My question is this: the video card in this is a joke. (its got QE/CI). Geforce 6600LE 128MB. I could have sworn I saw a 9600GT on ebay awhile back for a G5, and i found today on macrumors someone running a 9600GT in his quad G5. however he is no longer on that forum, and cant ask him. if i flash it myself, where can I get a EEPROM for the 9600GT that supports PowerPC?


----------



## sinclair_tm (Mar 11, 2005)

That's a very good question. The Mac Elite was the site to go to for video card flashing, and the 6800GT was the last one they worked on before they vanished from the interwebs. You can still find some of their work if you Google hard enough. But I have never seen any reference to a 9k NVIDIA card in a PPC Mac.


----------



## ozziesironman (Jun 30, 2010)

Boot Camp/VMWare equivalent for PowerMac G5 - MacRumors Forums

Guy says he has a 9600gt in his g5. I'd just like to know how he did it. I'm familiar with flashing cards, since I made a hacky as an experiment last year and posted for help here last year... Got a warning... Hahaha.. But I can't find the EEPROM for the 9600 anywhere. I first Thought AGP??? then realized the 2.7 was a late model with pci-e, so that's no go. 

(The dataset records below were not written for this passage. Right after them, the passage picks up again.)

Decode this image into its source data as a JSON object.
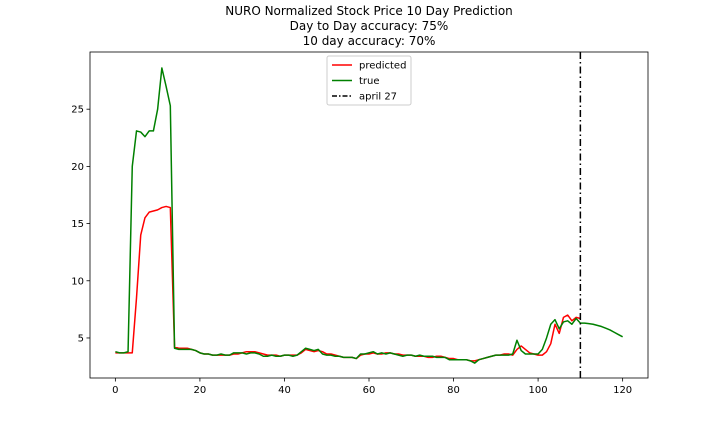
{
  "chart_data": {
    "type": "line",
    "title": "NURO Normalized Stock Price 10 Day Prediction",
    "subtitle": [
      "Day to Day accuracy: 75%",
      "10 day accuracy: 70%"
    ],
    "xlabel": "",
    "ylabel": "",
    "xlim": [
      -6,
      126
    ],
    "ylim": [
      1.5,
      30.0
    ],
    "xticks": [
      0,
      20,
      40,
      60,
      80,
      100,
      120
    ],
    "yticks": [
      5,
      10,
      15,
      20,
      25
    ],
    "grid": false,
    "legend": {
      "placement": "top-center"
    },
    "vline": {
      "x": 110,
      "label": "april 27",
      "color": "#000000",
      "style": "dash-dot"
    },
    "series": [
      {
        "name": "predicted",
        "color": "#ff0000",
        "x": [
          0,
          1,
          2,
          3,
          4,
          5,
          6,
          7,
          8,
          9,
          10,
          11,
          12,
          13,
          14,
          15,
          16,
          17,
          18,
          19,
          20,
          21,
          22,
          23,
          24,
          25,
          26,
          27,
          28,
          29,
          30,
          31,
          32,
          33,
          34,
          35,
          36,
          37,
          38,
          39,
          40,
          41,
          42,
          43,
          44,
          45,
          46,
          47,
          48,
          49,
          50,
          51,
          52,
          53,
          54,
          55,
          56,
          57,
          58,
          59,
          60,
          61,
          62,
          63,
          64,
          65,
          66,
          67,
          68,
          69,
          70,
          71,
          72,
          73,
          74,
          75,
          76,
          77,
          78,
          79,
          80,
          81,
          82,
          83,
          84,
          85,
          86,
          87,
          88,
          89,
          90,
          91,
          92,
          93,
          94,
          95,
          96,
          97,
          98,
          99,
          100,
          101,
          102,
          103,
          104,
          105,
          106,
          107,
          108,
          109,
          110
        ],
        "values": [
          3.7,
          3.7,
          3.7,
          3.7,
          3.7,
          8.5,
          14.0,
          15.5,
          16.0,
          16.1,
          16.2,
          16.4,
          16.5,
          16.4,
          4.2,
          4.1,
          4.1,
          4.1,
          4.0,
          3.9,
          3.7,
          3.6,
          3.6,
          3.5,
          3.5,
          3.5,
          3.5,
          3.5,
          3.6,
          3.6,
          3.7,
          3.8,
          3.8,
          3.8,
          3.7,
          3.6,
          3.5,
          3.5,
          3.5,
          3.4,
          3.5,
          3.5,
          3.5,
          3.5,
          3.7,
          4.0,
          3.9,
          3.8,
          3.9,
          3.8,
          3.6,
          3.6,
          3.5,
          3.4,
          3.3,
          3.3,
          3.3,
          3.2,
          3.5,
          3.6,
          3.6,
          3.7,
          3.6,
          3.6,
          3.7,
          3.7,
          3.6,
          3.6,
          3.5,
          3.5,
          3.5,
          3.4,
          3.4,
          3.4,
          3.3,
          3.3,
          3.4,
          3.4,
          3.3,
          3.2,
          3.2,
          3.1,
          3.1,
          3.1,
          3.0,
          3.0,
          3.1,
          3.2,
          3.3,
          3.4,
          3.5,
          3.5,
          3.6,
          3.6,
          3.5,
          4.0,
          4.3,
          4.0,
          3.7,
          3.6,
          3.5,
          3.5,
          3.8,
          4.5,
          6.2,
          5.4,
          6.8,
          7.0,
          6.5,
          6.8,
          6.7
        ]
      },
      {
        "name": "true",
        "color": "#008000",
        "x": [
          0,
          1,
          2,
          3,
          4,
          5,
          6,
          7,
          8,
          9,
          10,
          11,
          12,
          13,
          14,
          15,
          16,
          17,
          18,
          19,
          20,
          21,
          22,
          23,
          24,
          25,
          26,
          27,
          28,
          29,
          30,
          31,
          32,
          33,
          34,
          35,
          36,
          37,
          38,
          39,
          40,
          41,
          42,
          43,
          44,
          45,
          46,
          47,
          48,
          49,
          50,
          51,
          52,
          53,
          54,
          55,
          56,
          57,
          58,
          59,
          60,
          61,
          62,
          63,
          64,
          65,
          66,
          67,
          68,
          69,
          70,
          71,
          72,
          73,
          74,
          75,
          76,
          77,
          78,
          79,
          80,
          81,
          82,
          83,
          84,
          85,
          86,
          87,
          88,
          89,
          90,
          91,
          92,
          93,
          94,
          95,
          96,
          97,
          98,
          99,
          100,
          101,
          102,
          103,
          104,
          105,
          106,
          107,
          108,
          109,
          110,
          111,
          112,
          113,
          114,
          115,
          116,
          117,
          118,
          119,
          120
        ],
        "values": [
          3.8,
          3.7,
          3.7,
          3.8,
          20.0,
          23.1,
          23.0,
          22.6,
          23.1,
          23.1,
          25.0,
          28.6,
          27.0,
          25.3,
          4.1,
          4.0,
          4.0,
          4.0,
          4.0,
          3.9,
          3.7,
          3.6,
          3.6,
          3.5,
          3.5,
          3.6,
          3.5,
          3.5,
          3.7,
          3.7,
          3.7,
          3.6,
          3.7,
          3.7,
          3.6,
          3.4,
          3.4,
          3.5,
          3.4,
          3.4,
          3.5,
          3.5,
          3.4,
          3.5,
          3.8,
          4.1,
          4.0,
          3.9,
          4.0,
          3.6,
          3.5,
          3.5,
          3.4,
          3.4,
          3.3,
          3.3,
          3.3,
          3.2,
          3.6,
          3.6,
          3.7,
          3.8,
          3.6,
          3.7,
          3.6,
          3.7,
          3.6,
          3.5,
          3.4,
          3.5,
          3.5,
          3.4,
          3.5,
          3.4,
          3.4,
          3.4,
          3.3,
          3.3,
          3.3,
          3.1,
          3.1,
          3.1,
          3.1,
          3.1,
          3.0,
          2.8,
          3.1,
          3.2,
          3.3,
          3.4,
          3.5,
          3.5,
          3.5,
          3.5,
          3.6,
          4.8,
          3.9,
          3.6,
          3.6,
          3.6,
          3.6,
          4.0,
          5.0,
          6.2,
          6.6,
          5.8,
          6.4,
          6.5,
          6.2,
          6.7,
          6.3,
          6.3,
          6.25,
          6.2,
          6.1,
          6.0,
          5.85,
          5.7,
          5.5,
          5.3,
          5.1
        ]
      }
    ]
  }
}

Sinclair, you've never heard of something like this, you said? 
If Thats the case, and the 7800 is my goal, would I be able to flash the 7900 with the 7800 EEPROM?


----------



## sinclair_tm (Mar 11, 2005)

Unless someone else has instructions on how to do it, I wouldn't try. I don't know if the GPU cores are the same, or if the board is built the same or not.


----------



## ozziesironman (Jun 30, 2010)

ah... i see. well either way, im ebay im finding the 7800s for like 90 bucks... its ridiculous, knowing how old the card is, but eh, it is what it is. selling the 6600, the quicksilver i got at the swap meet for 20 bucks, and selling the abit motherboard of my old pc, should more than make up for the cost. thank you so very much!


----------